Opossums usually pop out at night, running quickly through your yard. If you let the dog out the opossum will really mess with its head. It can run and chase the little opossum all through the yard and then when the opossum gets tired or feels threatened it will turn over on its back and expel a foul odor from its anal glands, roll its eyes in the back of its head and pretend it's dead.
Oh don't you wish you could turn over and do that to people that irritate you?
The little opossum has the last laugh -- it's faking its death so it can catch its breath and drive your dog crazy again.

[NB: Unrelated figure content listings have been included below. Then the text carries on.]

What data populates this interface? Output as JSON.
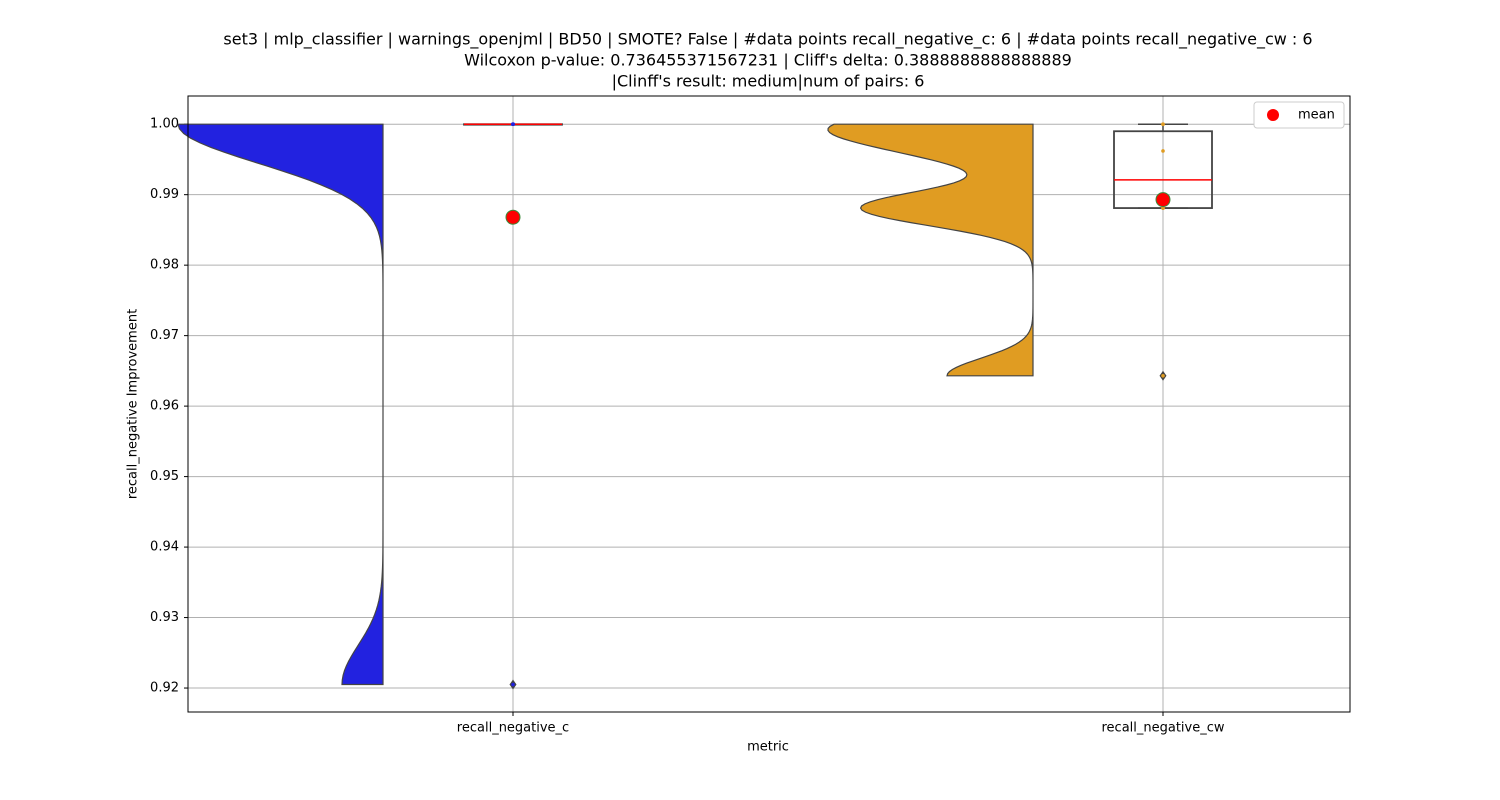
{
  "chart_data": {
    "type": "violin-box",
    "title": [
      "set3 | mlp_classifier | warnings_openjml | BD50 | SMOTE? False | #data points recall_negative_c: 6 | #data points recall_negative_cw : 6",
      "Wilcoxon p-value: 0.736455371567231 | Cliff's delta: 0.3888888888888889",
      "|Clinff's result: medium|num of pairs: 6"
    ],
    "x_label": "metric",
    "y_label": "recall_negative Improvement",
    "categories": [
      "recall_negative_c",
      "recall_negative_cw"
    ],
    "series": [
      {
        "color": "#2222e0",
        "points": [
          1.0,
          1.0,
          1.0,
          1.0,
          1.0,
          0.9205
        ],
        "q1": 1.0,
        "median": 1.0,
        "q3": 1.0,
        "whisker_low": 1.0,
        "whisker_high": 1.0,
        "outliers": [
          0.9205
        ],
        "mean": 0.9868
      },
      {
        "color": "#e09c22",
        "points": [
          0.9643,
          0.9881,
          0.9881,
          0.9962,
          1.0,
          1.0
        ],
        "q1": 0.9881,
        "median": 0.9921,
        "q3": 0.999,
        "whisker_low": 0.9881,
        "whisker_high": 1.0,
        "outliers": [
          0.9643
        ],
        "mean": 0.9893
      }
    ],
    "legend": {
      "label": "mean",
      "color": "#ff0000",
      "position": "upper right"
    },
    "ylim": [
      0.9166,
      1.004
    ],
    "yticks": [
      0.92,
      0.93,
      0.94,
      0.95,
      0.96,
      0.97,
      0.98,
      0.99,
      {
        "value": 1.0,
        "label": "1.00"
      }
    ],
    "grid": true
  }
}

The opossum isn't really such a bad guy or gal. It's an animal that can actually help a lot around the perimeters of your home. For one, they eat snakes. Not just your average snake either -- they eat all of them including the venomous ones. They are generally immune to the effects of snake venom. They also are immune to rabies. They are almost super heros in terms if what they aren't susceptible to.

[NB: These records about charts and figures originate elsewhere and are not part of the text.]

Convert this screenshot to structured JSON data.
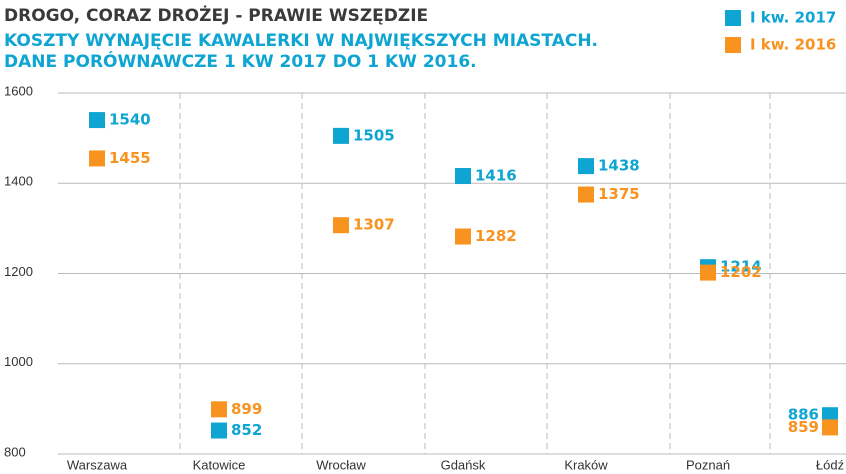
{
  "chart_data": {
    "type": "dot",
    "title": "DROGO, CORAZ DROŻEJ - PRAWIE WSZĘDZIE",
    "subtitle": [
      "KOSZTY WYNAJĘCIE KAWALERKI W NAJWIĘKSZYCH MIASTACH.",
      "DANE PORÓWNAWCZE 1 KW 2017 DO 1 KW 2016."
    ],
    "categories": [
      "Warszawa",
      "Katowice",
      "Wrocław",
      "Gdańsk",
      "Kraków",
      "Poznań",
      "Łódź"
    ],
    "series": [
      {
        "name": "I kw. 2017",
        "color": "#0ea5d3",
        "values": [
          1540,
          852,
          1505,
          1416,
          1438,
          1214,
          886
        ]
      },
      {
        "name": "I kw. 2016",
        "color": "#f7931e",
        "values": [
          1455,
          899,
          1307,
          1282,
          1375,
          1202,
          859
        ]
      }
    ],
    "ylim": [
      800,
      1600
    ],
    "yticks": [
      800,
      1000,
      1200,
      1400,
      1600
    ],
    "grid": true,
    "legend": "top-right"
  }
}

Their body temperature is slightly lower than that of other mammals, and the rabies virus can't take hold -- pretty tricky, you must admit.
The tick's foe
Nobody likes ticks and opossums are great at destroying ticks. And by the way, these are not dirty little animals; they are constantly grooming themselves and removing (and eating) parasites like ticks. One opossum can take out around 5,000 ticks each year. That alone makes them worth having around.
Just planted stuff in the garden? Be happy if you see an opossum -- they love slugs and bugs, thus protecting all those plants you have spent time watering and babying.

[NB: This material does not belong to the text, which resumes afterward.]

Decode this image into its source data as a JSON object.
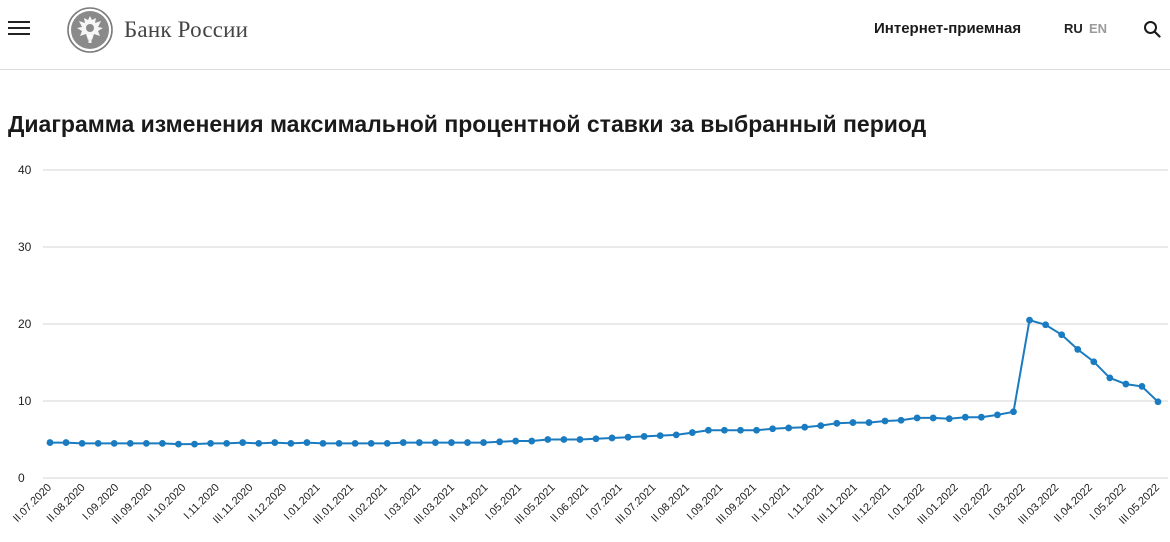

I know what you are thinking -- they're rats. Nope, they aren't even related to rats. They're marsupials. Most marsupial species live in Australia and like kangaroos or koalas, opossums have a very short pregnancy -- just 12 days -- and give birth to their young even before eyes or hind limbs have fully formed. They finish their development traipsing around in their mom's pouch!
And don't go calling them invasive, or aliens. The Virginia opossum was "discovered" in 1610 in what later became -- what else? -- Virginia. The name is derived from a Powhatan Indian term.
If you can get over the fact that the opossum looks like a rat it might not be such a bad guy to have wandering around the neighborhood.